Somos Todos Afro

Introduction

O projeto “Somos Todos Afro” partiu de uma iniciativa da área de ciências humanas no Centro Educacional Mais Antônio Reinaldo Porto (CEMARP), localizado no município de Passagem Franca-MA, a partir da necessidade de reconhecer, valorizar e promover a riqueza das culturas africanas e afro-brasileiras presentes na formação do povo brasileiro. Inserido em um contexto escolar que busca fortalecer a identidade, o respeito e a consciência histórica, o projeto propõe ações integradas que dialogam com a diversidade, a representatividade e o enfrentamento ao racismo estrutural. Nesse sentido, a iniciativa alinha-se diretamente ao Objetivo de Desenvolvimento Sustentável 4 (ODS 4), ao assegurar uma educação inclusiva, equitativa e de qualidade, promovendo oportunidades de aprendizagem significativas e contínuas para todos os estudantes.

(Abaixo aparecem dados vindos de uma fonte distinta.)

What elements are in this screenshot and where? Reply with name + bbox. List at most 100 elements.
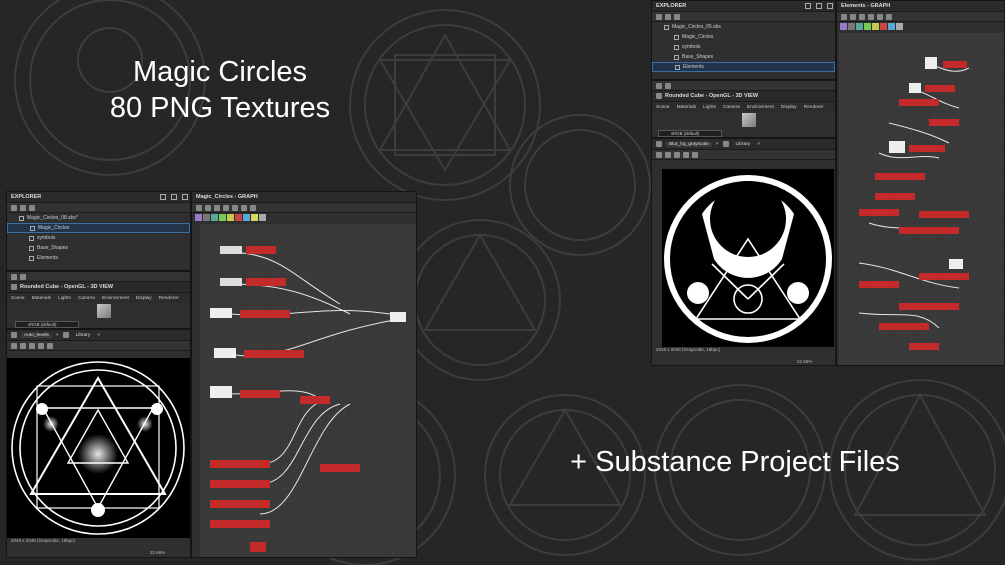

Além disso, o projeto contribui para a consolidação de uma cultura escolar pautada na convivência democrática, no respeito às diferenças e na valorização dos direitos humanos, aspectos que se relacionam ao Objetivo de Desenvolvimento Sustentável 16 (ODS 16), o qual visa promover sociedades pacíficas e inclusivas, bem como o fortalecimento de instituições responsáveis e comprometidas com a justiça social. Ao estimular o diálogo, a consciência crítica e a participação coletiva, o projeto favorece a construção de um ambiente educativo mais justo, acolhedor e plural.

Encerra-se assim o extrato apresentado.